Sixian Wang,Jincheng Dai,Xiaoqi Qin,Zhongwei Si,Kai Niu,Ping Zhang
2023-08-18
Abstract:Recent deep learning methods have led to increased interest in solving high-efficiency end-to-end transmission problems. These methods, we call nonlinear transform source-channel coding (NTSCC), extract the semantic latent features of source signal, and learn entropy model to guide the joint source-channel coding with variable rate to transmit latent features over wireless channels. In this paper, we propose a comprehensive framework for improving NTSCC, thereby higher system coding gain, better model versatility, and more flexible adaptation strategy aligned with semantic guidance are all achieved. This new sophisticated NTSCC model is now ready to support large-size data interaction in emerging XR, which catalyzes the application of semantic communications. Specifically, we propose three useful improvement approaches. First, we introduce a contextual entropy model to better capture the spatial correlations among the semantic latent features, thereby more accurate rate allocation and contextual joint source-channel coding are developed accordingly to enable higher coding gain. On that basis, we further propose response network architectures to formulate versatile NTSCC, i.e., once-trained model supports various rates and channel states that benefits the practical deployment. Following this, we propose an online latent feature editing method to enable more flexible coding rate control aligned with some specific semantic guidance. By comprehensively applying the above three improvement methods for NTSCC, a deployment-friendly semantic coded transmission system stands out finally. Our improved NTSCC system has been experimentally verified to achieve considerable bandwidth saving versus the state-of-the-art engineered VTM + 5G LDPC coded transmission system with lower processing latency.
Signal Processing,Multimedia
What problem does this paper attempt to address?
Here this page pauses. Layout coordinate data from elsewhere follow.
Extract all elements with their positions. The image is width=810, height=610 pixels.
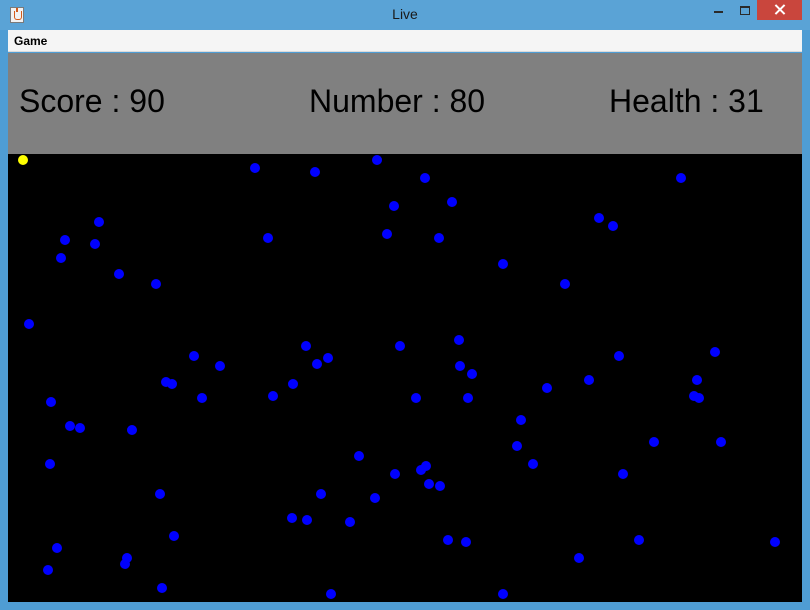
enemy-dot	[65, 421, 75, 431]
enemy-dot	[512, 441, 522, 451]
enemy-dot	[694, 393, 704, 403]
enemy-dot	[312, 359, 322, 369]
enemy-dot	[60, 235, 70, 245]
enemy-dot	[416, 465, 426, 475]
enemy-dot	[574, 553, 584, 563]
enemy-dot	[614, 351, 624, 361]
enemy-dot	[676, 173, 686, 183]
menu-bar: Game	[8, 30, 802, 52]
enemy-dot	[498, 589, 508, 599]
enemy-dot	[467, 369, 477, 379]
enemy-dot	[120, 559, 130, 569]
window-title: Live	[392, 6, 418, 22]
player-dot	[18, 155, 28, 165]
enemy-dot	[716, 437, 726, 447]
enemy-dot	[420, 173, 430, 183]
enemy-dot	[411, 393, 421, 403]
minimize-button[interactable]	[705, 0, 731, 20]
enemy-dot	[498, 259, 508, 269]
enemy-dot	[354, 451, 364, 461]
maximize-button[interactable]	[731, 0, 757, 20]
enemy-dot	[649, 437, 659, 447]
enemy-dot	[618, 469, 628, 479]
enemy-dot	[316, 489, 326, 499]
number-label: Number : 80	[309, 83, 486, 119]
enemy-dot	[263, 233, 273, 243]
enemy-dot	[608, 221, 618, 231]
enemy-dot	[323, 353, 333, 363]
enemy-dot	[560, 279, 570, 289]
enemy-dot	[268, 391, 278, 401]
enemy-dot	[197, 393, 207, 403]
enemy-dot	[395, 341, 405, 351]
enemy-dot	[594, 213, 604, 223]
enemy-dot	[455, 361, 465, 371]
close-button[interactable]	[757, 0, 802, 20]
enemy-dot	[584, 375, 594, 385]
game-field[interactable]	[8, 154, 802, 602]
enemy-dot	[46, 397, 56, 407]
enemy-dot	[435, 481, 445, 491]
title-bar[interactable]: Live	[0, 0, 810, 30]
enemy-dot	[90, 239, 100, 249]
hud-panel: Score : 90 Number : 80 Health : 31	[8, 53, 802, 154]
enemy-dot	[189, 351, 199, 361]
enemy-dot	[461, 537, 471, 547]
enemy-dot	[389, 201, 399, 211]
enemy-dot	[542, 383, 552, 393]
enemy-dot	[692, 375, 702, 385]
enemy-dot	[56, 253, 66, 263]
enemy-dot	[326, 589, 336, 599]
enemy-dot	[370, 493, 380, 503]
enemy-dot	[250, 163, 260, 173]
enemy-dot	[45, 459, 55, 469]
enemy-dot	[94, 217, 104, 227]
enemy-dot	[434, 233, 444, 243]
application-window: Live Game Score : 90 Number : 80 Health …	[0, 0, 810, 610]
enemy-dot	[345, 517, 355, 527]
enemy-dot	[516, 415, 526, 425]
enemy-dot	[114, 269, 124, 279]
enemy-dot	[302, 515, 312, 525]
enemy-dot	[155, 489, 165, 499]
enemy-dot	[447, 197, 457, 207]
enemy-dot	[288, 379, 298, 389]
enemy-dot	[390, 469, 400, 479]
enemy-dot	[301, 341, 311, 351]
health-label: Health : 31	[609, 83, 764, 119]
enemy-dot	[127, 425, 137, 435]
enemy-dot	[382, 229, 392, 239]
enemy-dot	[310, 167, 320, 177]
enemy-dot	[528, 459, 538, 469]
enemy-dot	[169, 531, 179, 541]
enemy-dot	[75, 423, 85, 433]
enemy-dot	[52, 543, 62, 553]
enemy-dot	[443, 535, 453, 545]
enemy-dot	[24, 319, 34, 329]
enemy-dot	[634, 535, 644, 545]
enemy-dot	[43, 565, 53, 575]
enemy-dot	[372, 155, 382, 165]
enemy-dot	[287, 513, 297, 523]
enemy-dot	[167, 379, 177, 389]
enemy-dot	[151, 279, 161, 289]
enemy-dot	[157, 583, 167, 593]
score-label: Score : 90	[19, 83, 165, 119]
enemy-dot	[463, 393, 473, 403]
enemy-dot	[424, 479, 434, 489]
enemy-dot	[710, 347, 720, 357]
menu-game[interactable]: Game	[14, 34, 47, 48]
enemy-dot	[215, 361, 225, 371]
enemy-dot	[770, 537, 780, 547]
enemy-dot	[454, 335, 464, 345]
The paper aims to address the issues faced by current wireless transmission systems when dealing with large-scale data transmission and emerging applications, particularly the key challenges faced by Nonlinear Transform Source-Channel Coding (NTSCC) in practical deployment: 1. **Correlation Modeling**: Existing NTSCC models are inadequate in handling spatial redundancy in images or videos, leading to an inability to fully utilize the correlation between semantic features for more efficient bandwidth allocation. To address this, the paper proposes the introduction of a context model to better capture these correlations and achieve more accurate rate allocation. 2. **Model Compatibility**: The current NTSCC framework requires multiple models to be trained separately for different bandwidth ratios and channel conditions, which is highly inconvenient for practical deployment. The paper proposes a responsive network architecture that allows a single trained model to support a wide range of rate-distortion performance and different wireless channel conditions. 3. **Model Adaptability**: Although existing optimized NTSCC models perform well on the overall dataset, their performance on specific instances may be suboptimal because they only focus on the average low rate-distortion cost on the training set. Therefore, the paper further proposes an online editing method for semantic latent features, enabling the model to adaptively adjust based on the data characteristics and channel conditions of specific instances during the inference phase, thereby improving transmission efficiency. Through improvements in these three aspects, the paper aims to construct a semantic coding transmission system that is easy to deploy and suitable for emerging application scenarios such as Extended Reality (XR). Experimental results show that the improved NTSCC system outperforms existing advanced coding technologies in terms of transmission efficiency and processing delay.